The judge who put Kentucky's abortion ban on hold last week used different and alarming legal reasoning, saying the ban violates the alleged "separation of church and state." Jefferson Circuit Court Judge Mitch Perry wrote in his temporary stay on Kentucky's near total ban on abortions that the concept of life beginning at conception is a "distinctly Christian and Catholic belief," and that "such theocratic-based policymaking" is an unconstitutional endorsement of a religion.
Indeed, Christian and Catholic teachings both proclaim that life begins at conception – but Alliance Defending Freedom attorney Denise Harle says those two segments of the faith community are hardly the only groups who believe that. As she points out: "Biologists overwhelmingly agree."

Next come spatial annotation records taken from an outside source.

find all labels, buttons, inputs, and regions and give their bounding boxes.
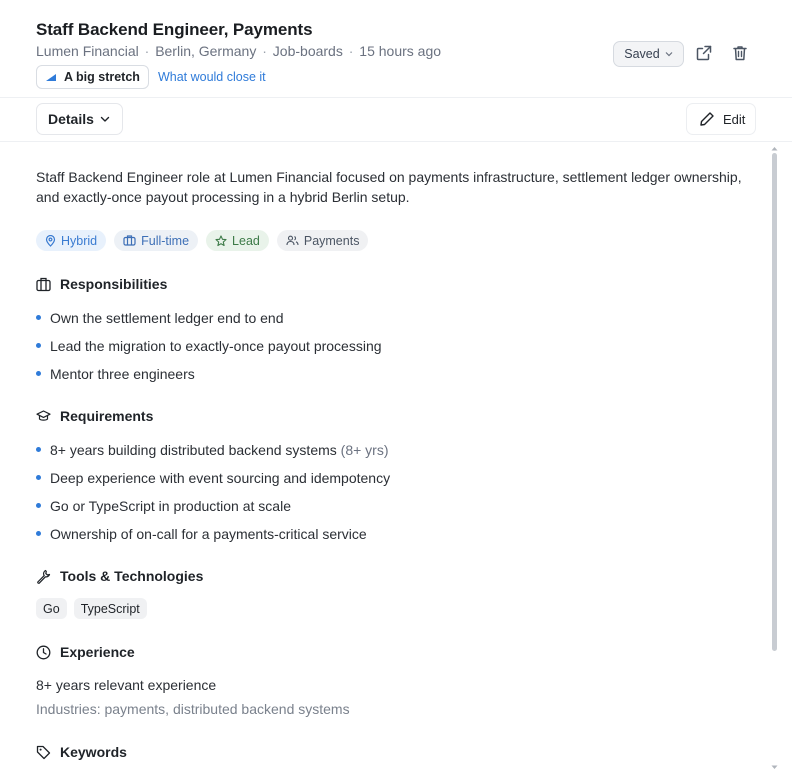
tool-chip: TypeScript [73, 598, 147, 619]
edit-button[interactable]: Edit [686, 103, 756, 135]
users-icon [286, 235, 299, 246]
job-title: Staff Backend Engineer, Payments [36, 20, 313, 39]
job-tags: Hybrid Full-time Lead Payments [36, 230, 369, 251]
edit-label: Edit [723, 111, 746, 127]
requirement-text: Go or TypeScript in production at scale [50, 498, 291, 514]
chevron-down-icon [100, 116, 110, 122]
list-item: Deep experience with event sourcing and … [36, 468, 390, 496]
requirement-text: Ownership of on-call for a payments-crit… [50, 526, 367, 542]
details-toolbar: Details Edit [0, 98, 792, 142]
job-location: Berlin, Germany [155, 43, 257, 59]
section-title: Tools & Technologies [60, 568, 204, 584]
section-title: Experience [60, 644, 135, 660]
section-title: Responsibilities [60, 276, 168, 292]
external-link-icon[interactable] [695, 44, 713, 62]
pencil-icon [700, 112, 714, 126]
details-dropdown-button[interactable]: Details [36, 103, 123, 135]
fit-badge: A big stretch [36, 65, 149, 89]
tag-label: Payments [303, 233, 360, 248]
company-name: Lumen Financial [36, 43, 139, 59]
meta-separator: · [262, 43, 267, 59]
experience-heading: Experience [36, 644, 135, 660]
graduation-cap-icon [36, 410, 51, 421]
details-content[interactable]: Staff Backend Engineer role at Lumen Fin… [0, 143, 792, 780]
fit-row: A big stretch What would close it [36, 65, 266, 89]
scrollbar-thumb[interactable] [772, 153, 777, 651]
experience-industries: Industries: payments, distributed backen… [36, 701, 350, 717]
star-icon [215, 234, 227, 246]
tag-hybrid: Hybrid [36, 230, 107, 251]
meta-separator: · [144, 43, 150, 59]
experience-years: 8+ years relevant experience [36, 677, 217, 693]
saved-label: Saved [624, 47, 660, 61]
posted-time: 15 hours ago [359, 43, 442, 59]
trash-icon[interactable] [731, 44, 749, 62]
responsibilities-heading: Responsibilities [36, 276, 167, 292]
requirements-list: 8+ years building distributed backend sy… [36, 440, 390, 552]
list-item: Lead the migration to exactly-once payou… [36, 336, 382, 364]
requirement-text: Deep experience with event sourcing and … [50, 470, 391, 486]
wrench-icon [37, 569, 51, 584]
tools-heading: Tools & Technologies [36, 568, 203, 584]
tag-payments: Payments [276, 230, 369, 251]
tools-chips: Go TypeScript [36, 598, 147, 619]
signal-bar-icon [46, 74, 56, 81]
job-header: Staff Backend Engineer, Payments Lumen F… [0, 0, 792, 98]
tag-label: Hybrid [61, 233, 98, 248]
requirement-note: (8+ yrs) [340, 442, 389, 458]
meta-separator: · [348, 43, 354, 59]
tag-label: Lead [232, 233, 260, 248]
list-item: Own the settlement ledger end to end [36, 308, 382, 336]
section-title: Keywords [60, 744, 127, 760]
keywords-heading: Keywords [36, 744, 127, 760]
section-title: Requirements [60, 408, 154, 424]
scrollbar[interactable] [771, 147, 778, 769]
list-item: 8+ years building distributed backend sy… [36, 440, 390, 468]
tag-lead: Lead [206, 230, 269, 251]
list-item: Go or TypeScript in production at scale [36, 496, 390, 524]
list-item: Mentor three engineers [36, 364, 382, 392]
chevron-down-icon [665, 52, 673, 57]
requirement-text: 8+ years building distributed backend sy… [50, 442, 337, 458]
job-source: Job-boards [272, 43, 343, 59]
fit-badge-label: A big stretch [64, 70, 140, 84]
tag-icon [36, 745, 51, 759]
tag-label: Full-time [141, 233, 190, 248]
location-pin-icon [45, 234, 56, 247]
list-item: Ownership of on-call for a payments-crit… [36, 524, 390, 552]
saved-dropdown-button[interactable]: Saved [613, 41, 684, 67]
requirements-heading: Requirements [36, 408, 153, 424]
tool-chip: Go [36, 598, 67, 619]
scroll-up-arrow-icon[interactable] [771, 146, 778, 151]
briefcase-icon [123, 235, 136, 246]
job-meta: Lumen Financial · Berlin, Germany · Job-… [36, 43, 441, 59]
tag-full-time: Full-time [114, 230, 199, 251]
scroll-down-arrow-icon[interactable] [771, 765, 778, 770]
briefcase-icon [36, 277, 51, 291]
job-summary: Staff Backend Engineer role at Lumen Fin… [36, 169, 742, 205]
close-gap-link[interactable]: What would close it [158, 70, 266, 84]
details-label: Details [48, 111, 94, 127]
clock-icon [36, 645, 51, 659]
responsibilities-list: Own the settlement ledger end to end Lea… [36, 308, 382, 392]
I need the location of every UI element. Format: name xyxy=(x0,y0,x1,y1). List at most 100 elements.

She continues: "Every biology textbook will tell you that that is an unborn human being at the moment of conception when pregnancy begins."
Dr. David Prentice with Charlotte Lozier Institute agrees:
"Judge Perry's ruling ignores not just elementary school biology but also the consensus of more than 5,000 academic biologists from more than 1,000 academic institutions around the world. Yes, Christians believe that life begins at fertilization. So does science! In fact, 85% of the biologists surveyed self-identify as pro-choice. While politicians and pundits may allow their ideology to override scientific fact, the vast majority of academic biologists do not. Science proves that life begins at fertilization."
Harle says it's irresponsible to ignore the science and blame religious belief; in fact, she tells AFN that the decision sounds like a result in search of a cause. "This looks like a judge who wanted a certain outcome and he wants abortions to continue," she says. "And so, he was coming up with a reason."
The ADF attorney also contends Perry's ruling conflicts with the Supreme Court's recent Dobbs decision, which sent the abortion issue back to the states. "The citizens of Kentucky, by the way, have elected lawmakers who have enacted these policy preferences because that's what the people of Kentucky, whatever their faith traditions might be, that's what they support."
Harle says she's only seen a couple of other decisions that push the religious establishment argument; but with lawsuits piling up at the state level, she suggests more pro-abortion judges could try to take a bite at that apple.
"We've seen that in a couple other states as we see a desperate last grab to keep the abortion clinic doors open and to keep those profits coming," she concludes.
Daniel Cameron, the attorney general for Kentucky and a Republican candidate for governor, was disappointed by the ruling and has stated he will appeal it to the state appeals court.
"The judge's suggestion that Kentucky's constitution contains a right to abortion is not grounded in the text and history of our state's governing document," Cameron said in a prepared statement. "We will continue our steadfast defense of these bipartisan laws that represent the Commonwealth's commitment to the lives of the unborn."